Acta Orthop Belg. 1996;62 Suppl 1:154-63.
A comparison of 135 resurfacing with 116 inset biconvex patellar components with a single total knee arthroplasty design was performed. At 2.5 +/- 0.5 years postoperatively, patellar tilt in the resurfacing group was 4 degrees +/- 6 degrees compared with 0.5 degree +/- 5 degrees in the biconvex group (p < 0.0001). Lateral patellar subluxation was 6% +/- 10% in the resurfacing group compared with 3% +/- 9% in the biconvex group (p < 0.05). Lateral release was required in 79% of the resurfacing group compared with 56% in the biconvex group (p < 0.0001). Complete patellar radiolucent lines were seen adjacent to 4 biconvex and 2 resurfacing patellar prostheses. Patellar radiolucent lines were seen more frequently in area 1 in the biconvex group compared with the resurfacing group (p < 0.01). An inset patellar implant appears to provide better radiographic alignment than a resurfacing implant, but it has a higher incidence of radiolucent lines.

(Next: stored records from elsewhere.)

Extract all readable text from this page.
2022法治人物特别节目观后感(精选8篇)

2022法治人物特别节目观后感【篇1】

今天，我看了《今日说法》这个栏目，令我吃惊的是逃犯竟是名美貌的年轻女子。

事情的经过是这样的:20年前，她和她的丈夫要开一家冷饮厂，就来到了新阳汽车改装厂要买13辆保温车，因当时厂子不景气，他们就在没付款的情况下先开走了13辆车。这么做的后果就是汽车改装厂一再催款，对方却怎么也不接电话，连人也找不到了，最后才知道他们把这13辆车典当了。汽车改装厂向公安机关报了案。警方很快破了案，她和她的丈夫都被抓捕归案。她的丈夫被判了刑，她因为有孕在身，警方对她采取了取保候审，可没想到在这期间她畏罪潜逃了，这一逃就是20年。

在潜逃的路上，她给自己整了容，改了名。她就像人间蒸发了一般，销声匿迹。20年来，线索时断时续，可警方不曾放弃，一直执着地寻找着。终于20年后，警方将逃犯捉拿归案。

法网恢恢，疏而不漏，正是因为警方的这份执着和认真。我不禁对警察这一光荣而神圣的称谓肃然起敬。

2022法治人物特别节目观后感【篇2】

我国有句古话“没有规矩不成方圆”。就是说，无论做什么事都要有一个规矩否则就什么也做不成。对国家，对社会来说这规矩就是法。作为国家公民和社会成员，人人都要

对135例表面置换与116例内嵌双凸髌骨部件采用单一全膝关节置换设计进行了比较。术后2.5±0.5年,表面置换组的髌骨倾斜度为4°±6°,而双凸组为0.5°±5°(p<0.0001)。表面置换组的髌骨外侧半脱位为6%±10%,双凸组为3%±9%(p<0.05)。表面置换组79%需要进行外侧松解,双凸组为56%(p<0.0001)。在4个双凸髌骨假体和2个表面置换髌骨假体旁可见完全的髌骨透亮线。与表面置换组相比,双凸组在区域1更频繁地出现髌骨透亮线(p<0.01)。内嵌式髌骨植入物似乎比表面置换植入物提供更好的影像学对线,但透亮线的发生率更高。